The Catcher in the Rye

 Retirement is where you wake up in the morning and don’t know what day it is. . . and you don’t care!



 

In “Catcher in the Rye” it examined the problem of attempting to erase all the obscenities from all the public bathroom stalls. And realizing it is fruitless! Life itself can be an obscenity. When you find someone who is as obscene as you are, marry them! 

 

And family is one of the obscenest situations there is. Even ex’s stop showing up for Thanksgiving. Not family. And you must ask yourself; if all these people are the same ie “family” how come they’re all different religions. And always some eternal judge in the crowd. He’s usually, but not always the one nobody wants the little girls around. Yeah! THAT guy!

 

As I sit alone each morning and consider life weird thoughts pop in my head. Like why polygamy doesn’t work. How do you get along with fourteen mothers in law? Think about that. I’ll give you time. 

 

Someone at NextDoor took it upon themselves to complain about every post I made. And I wasn’t even posting any of my good stuff!

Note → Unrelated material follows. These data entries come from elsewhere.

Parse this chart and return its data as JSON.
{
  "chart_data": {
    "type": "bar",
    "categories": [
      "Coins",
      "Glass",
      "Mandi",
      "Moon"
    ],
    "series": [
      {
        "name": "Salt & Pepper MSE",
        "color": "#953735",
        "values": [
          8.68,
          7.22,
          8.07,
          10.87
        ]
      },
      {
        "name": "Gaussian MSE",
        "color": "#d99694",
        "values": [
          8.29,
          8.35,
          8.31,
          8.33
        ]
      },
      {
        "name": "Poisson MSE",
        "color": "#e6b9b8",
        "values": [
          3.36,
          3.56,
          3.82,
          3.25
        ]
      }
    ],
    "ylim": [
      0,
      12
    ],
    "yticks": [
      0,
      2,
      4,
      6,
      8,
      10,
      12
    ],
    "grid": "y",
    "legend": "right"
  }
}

Just old guy crap I thought would fit but they have more rules than the Talmud. Don’t SPAM. Now think about that. Whenever you repeat yourself, you are committing a SPAM infraction. NextDoor is an old folk's site. C’mon! How many young people will scroll, looking for sales at the supermarket? Or complain about the shortage of motorized carts? And we do REPEAT ourselves. I tell my grandkids the same joke every morning before school. They say I have Alzheimer’s. I say they can’t catch the joke. 

 

When you turn seventy it changes you, you know? I used to wake up, say a morning prayer, take a shower and make coffee. Now I wake up, say, “DAMN!” Sniff my armpits and open a Starbucks. Then I smoke my first politically incorrect cigarette while the grandkids warn me about all the effects of smoking. The fact is if I can hang in there for ten more years when I die my demise will be considered one of those “about time” deaths where nobody comes to my funeral. Nobody cares and you’re glad to go!

 

Back to NextDoor, I have this woman next door to me, or rather behind me who is a bit adverse to my taking my next breath. Over the years she has dedicated her life to making MY life a hell on earth sans the devil and all his angels whom I can only suspect hang out at her house. Of late she acquired a peacock. I crappith thee not! As opposed to a peahen as differentiated by the incredible screech it emitted every morning just before sunrise. And not one NextDoorophite saw fit to even mention this in any comment. The sound the creature made was a loud discombobulated high shrill howl that, should you listen closely sounded like the word, “HELP!” Now, in addition to the bird the yard was the habitation of two rather robust pit bulldogs, fierce, angry, and the breed that frequently hits the news after eating someone’s face off. At any rate one morning I did not hear the feathered alarm clock alert the neighborhood about the arrival of a new day. Didn’t hear it the next day, or the next. Now, I’m just surmising but I would guess the dogs took care of the noise pollution in a rather pit-bull way. I laughed my head off, but then that’s just me.

 

So, here I am, same ol’ same ol’, sitting on my porch writing this to a faceless crowd, coffee, cigarette, and very little planned for that day except a weather report. Perhaps a trip to the supermarket to look at young women and properly creep them out as if I can chase any of them down in the parking lot with my supermarket motorized cart and have no idea what I’d do with one should I ever catch her.

 

And age is not a number. When you are my age, and some young lady says that the only number she’s interested in is my account number. And I’m ok with that. Age is relative, not just a number. What you consider “young” at twenty-five is vastly different from young at sixty-five. I will enjoy seeing a twenty something jogger but a fifty-year-old walker? Oh no! Not that!

 

Getting old is no fun, but it doesn’t have to be painful. Just don’t fall for what I call “The Waltons Myth.” Remember the closing scene? You know, good night whomever, yada yada yada. Ever notice grandpa bidding Mary Ellen goodnight in a “see you later voice?” Asking for a friend.